It’s easy to see why so many first-time homebuyers put off even checking into the listings when buying that first home seems nothing better than a distant future possibility. Yet, for some first-timers who have long assumed that they would be doomed to renting for years to come, it might be possible already. The missing element could be nothing more than accurate information.
Psychologically, when someone suspects that a piece of information will only confirm bad news, they’re apt to avoid investigating altogether. Since the sticking point for most youthful buyers is the size of the down payment they will have to come up with, many potential first-time homeowners shelve the whole idea. They’ve heard they’ll be asked to advance 20% of a home’s selling price—a chunk of change they probably won’t be able to accumulate for years to come. So why bother even checking further? It’s too demoralizing…
That 20% percentage persists because it does have relevance. That’s widely hailed as the threshold figure that improves an applicant’s chances of being approved and for locking in a lower monthly payment. The popular financial website nerdwallet.com put an accurate spin on it with their editorial, “The 20% Mortgage Down Payment Isn’t Dead Yet”—with the subhead that clarified, “…but most people still make smaller down payments.”
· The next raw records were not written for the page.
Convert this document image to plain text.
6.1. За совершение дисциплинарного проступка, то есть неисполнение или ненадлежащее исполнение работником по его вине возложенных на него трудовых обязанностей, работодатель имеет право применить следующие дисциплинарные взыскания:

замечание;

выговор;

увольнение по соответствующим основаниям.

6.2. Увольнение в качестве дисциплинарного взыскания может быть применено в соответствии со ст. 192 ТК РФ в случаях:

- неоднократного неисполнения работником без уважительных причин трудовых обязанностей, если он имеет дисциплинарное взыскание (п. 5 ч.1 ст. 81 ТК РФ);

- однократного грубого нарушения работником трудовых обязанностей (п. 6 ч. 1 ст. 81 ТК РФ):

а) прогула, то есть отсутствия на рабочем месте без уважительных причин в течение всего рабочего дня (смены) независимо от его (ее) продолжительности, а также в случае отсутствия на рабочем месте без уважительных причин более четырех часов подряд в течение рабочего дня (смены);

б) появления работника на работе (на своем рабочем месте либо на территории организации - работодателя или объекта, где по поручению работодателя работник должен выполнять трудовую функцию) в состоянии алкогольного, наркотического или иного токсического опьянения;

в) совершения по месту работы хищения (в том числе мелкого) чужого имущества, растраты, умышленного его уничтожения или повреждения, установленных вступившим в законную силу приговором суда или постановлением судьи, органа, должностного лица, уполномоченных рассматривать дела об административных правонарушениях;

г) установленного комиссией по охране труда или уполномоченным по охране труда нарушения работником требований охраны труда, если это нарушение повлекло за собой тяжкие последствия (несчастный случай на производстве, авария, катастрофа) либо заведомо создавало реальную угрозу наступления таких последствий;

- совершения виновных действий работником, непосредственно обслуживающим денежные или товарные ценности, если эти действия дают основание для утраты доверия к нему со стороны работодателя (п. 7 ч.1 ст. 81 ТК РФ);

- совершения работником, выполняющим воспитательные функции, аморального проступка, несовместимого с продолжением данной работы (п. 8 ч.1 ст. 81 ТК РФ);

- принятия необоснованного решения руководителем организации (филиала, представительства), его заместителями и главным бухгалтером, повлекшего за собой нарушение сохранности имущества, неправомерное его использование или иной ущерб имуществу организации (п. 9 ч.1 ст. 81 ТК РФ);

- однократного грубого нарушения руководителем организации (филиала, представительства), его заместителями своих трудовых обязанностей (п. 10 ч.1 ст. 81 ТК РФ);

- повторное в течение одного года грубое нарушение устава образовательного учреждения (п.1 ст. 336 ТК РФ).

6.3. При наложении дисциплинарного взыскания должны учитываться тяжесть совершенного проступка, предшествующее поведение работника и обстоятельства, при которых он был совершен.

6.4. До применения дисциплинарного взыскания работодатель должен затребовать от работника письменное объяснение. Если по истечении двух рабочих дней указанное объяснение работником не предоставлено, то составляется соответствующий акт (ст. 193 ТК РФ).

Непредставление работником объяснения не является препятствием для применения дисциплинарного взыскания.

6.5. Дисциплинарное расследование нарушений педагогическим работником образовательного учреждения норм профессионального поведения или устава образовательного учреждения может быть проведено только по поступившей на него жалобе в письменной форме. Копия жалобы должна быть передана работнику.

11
Four current statistics should encourage potential first-timers to explore the possibility that this year could see them writing their last rent check:
- The latest median down payment for first-time homebuyers is 7%.
- The median down payment for buyers younger than 31 was 6%.
- The median down payment for all buyers last year was 12%.
- For repeat buyers (who usually can apply some of the profit from the sale of their first house), the median down payment is less than 20%.
In other words, as the National Association of Realtors®’ 2021 report verified, younger (and all first-time buyers) would do well to dismiss the 20% barrier if it is the stopping point for investigating their own eligibility for joining the ranks of homeowners. It may still be out of reach for the moment—but even so, the horizon is probably a lot closer than most people assume.